Prior to the recession, he said, construction and manufacturing combined accounted for slightly more than 15 percent of employment. But during the recession, their job losses made up more than 40 percent of all US job losses.
“In my view, it is unlikely that we will see a return of jobs lost in certain sectors, such as manufacturing,” he said.
“In a similar vein, the recession has been so deep in construction that a reallocation of workers is likely to happen — even if not permanent.”
Payroll employment has fallen by 6.7 million since the recession began.
Could it be by admitting how bad the unemployment actually is, they think they will be able to push the health care issue.
More people out of work, more people without insurance.
My guess would be Rule #9:
I tend to think this has to be more of a message to the new NY Fed chair (from AFL-CIO Union-land) that he needs to persuade Bernanke to do something to improve the employment numbers. The Atlanta Fed chief may be under the mistaken impression that union bosses are concerned about employment.
What is of more interest to me is the Fed’s stonewalling on releasing data on money given to member banks out of the taxpayer bailout. They are now asking for a stay of execution until they can appeal a recent court ruling:
http://www.bloomberg.com/apps/news?pid=20601087&sid=aAOhgVw78e3U
And then there’s our friends at the FDIC, who yesterday voted to allow private equity firms to buy failing banks. They also changed the reserve requirements for the private buyers.

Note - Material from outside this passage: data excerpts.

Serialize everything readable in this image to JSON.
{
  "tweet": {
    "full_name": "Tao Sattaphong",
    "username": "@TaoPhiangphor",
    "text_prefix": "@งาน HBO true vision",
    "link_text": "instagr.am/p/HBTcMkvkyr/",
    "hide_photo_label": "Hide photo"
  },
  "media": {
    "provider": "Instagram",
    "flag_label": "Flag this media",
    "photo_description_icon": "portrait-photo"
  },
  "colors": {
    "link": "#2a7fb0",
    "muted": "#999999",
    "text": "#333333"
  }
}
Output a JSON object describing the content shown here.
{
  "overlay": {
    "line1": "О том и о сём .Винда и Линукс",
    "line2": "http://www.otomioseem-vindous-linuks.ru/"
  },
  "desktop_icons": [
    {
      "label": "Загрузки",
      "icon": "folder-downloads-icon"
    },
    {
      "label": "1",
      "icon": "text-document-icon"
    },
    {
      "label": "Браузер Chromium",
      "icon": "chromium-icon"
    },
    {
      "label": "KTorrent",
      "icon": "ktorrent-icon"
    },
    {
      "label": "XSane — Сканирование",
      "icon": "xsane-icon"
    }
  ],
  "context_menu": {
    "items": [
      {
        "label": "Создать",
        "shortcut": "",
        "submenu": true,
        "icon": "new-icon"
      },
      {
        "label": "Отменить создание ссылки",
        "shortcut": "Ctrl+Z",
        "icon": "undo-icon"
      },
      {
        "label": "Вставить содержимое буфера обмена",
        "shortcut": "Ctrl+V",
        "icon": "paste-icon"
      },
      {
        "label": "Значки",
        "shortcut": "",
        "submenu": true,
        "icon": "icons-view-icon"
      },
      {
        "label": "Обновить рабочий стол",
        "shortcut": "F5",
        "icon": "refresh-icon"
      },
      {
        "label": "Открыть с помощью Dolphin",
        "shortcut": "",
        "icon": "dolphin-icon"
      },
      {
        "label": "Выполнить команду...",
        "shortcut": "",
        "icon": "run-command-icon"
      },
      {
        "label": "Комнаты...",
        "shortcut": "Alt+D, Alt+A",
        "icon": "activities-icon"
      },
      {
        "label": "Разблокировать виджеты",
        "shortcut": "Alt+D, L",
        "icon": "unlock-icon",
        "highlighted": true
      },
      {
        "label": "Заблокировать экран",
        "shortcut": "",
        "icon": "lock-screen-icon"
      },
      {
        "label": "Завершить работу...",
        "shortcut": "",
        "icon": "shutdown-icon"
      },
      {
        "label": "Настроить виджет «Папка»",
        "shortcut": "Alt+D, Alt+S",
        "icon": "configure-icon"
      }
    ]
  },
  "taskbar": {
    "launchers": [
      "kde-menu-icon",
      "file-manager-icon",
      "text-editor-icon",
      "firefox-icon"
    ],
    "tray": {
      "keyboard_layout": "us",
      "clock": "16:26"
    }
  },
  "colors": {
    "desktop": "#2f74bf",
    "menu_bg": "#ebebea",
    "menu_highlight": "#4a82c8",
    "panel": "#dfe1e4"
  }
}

Banks who buy banks only have to keep 5 percent on reserve. The private firms have to keep 10 percent (reduced from an earlier proposal of 15) in reserve. Well, now that’s a relief!
http://finance.yahoo.com/news/FDIC-eases-rules-for-private-apf-3414679871.html?x=0
FDIC is supposed to release the quarterly numbers today and are expected to have to borrow from the Treasury. The Fed and banking situation just gets more bizarre by the day!